Tomorrow we will awaken to snow, probably as much as predicted. Hopefully, perhaps I should say. About four years ago we went off to Florida in February, in part to see SU play the University of South Florida in Tampa. A blizzard was coming in, and we had a choice of cancelling or getting the last flight out. We went, and I loved going to the game wearing sandals, I must admit. But part of me wanted to be here for the blizzard. And maybe our choice to go was predicated on the certain knowledge that there would be other blizzards, other years.

We've made our preparations - Bob got a lot of wood in, I went to the store with an eye for not getting out the next day (half and half plus kitty litter were the must-haves). We are due a load of pellets tomorrow, but we talked about what we would do if it didn't come because of the snow.

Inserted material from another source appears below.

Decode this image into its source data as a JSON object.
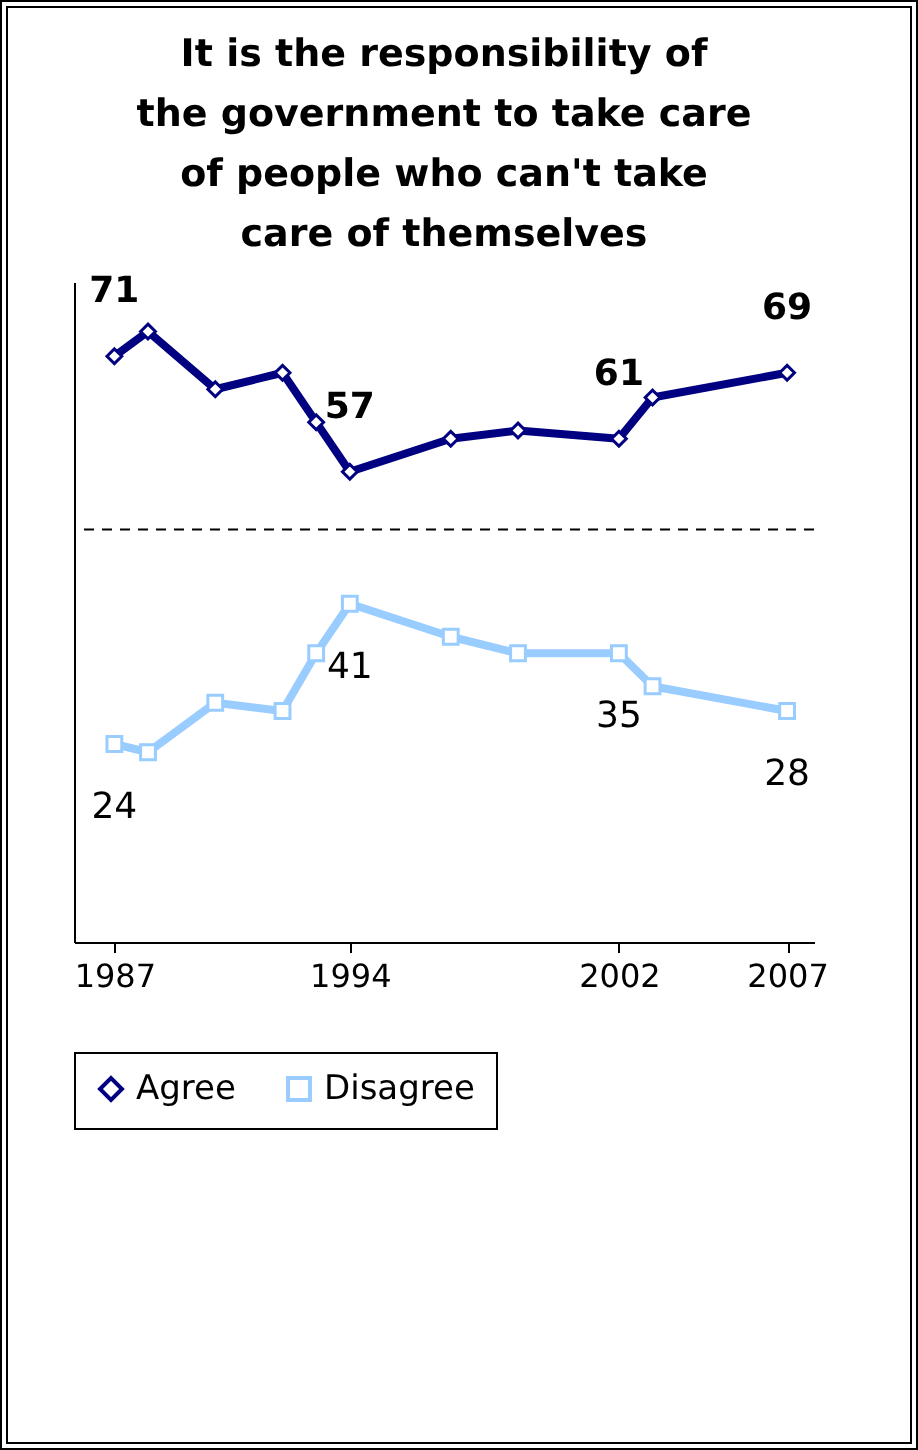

It's all exciting - just like when I was a little kid waiting for a snow day. I look forward to a day of snow-shoeing and reading (Juliet, by Anne Fortier) by the fire.

I know that there are many who don't share my excitement, but the snow will come anyway. I hope people can let it come, enjoy it, and take time to reflect on snowy days when they were young. Stay warm - eat oatmeal - make chocolate chip cookies and drink hot chocolate - fall asleep in your favorite chair, covered by a red plaid blanket. You're allowed - it's an atrocious snow day!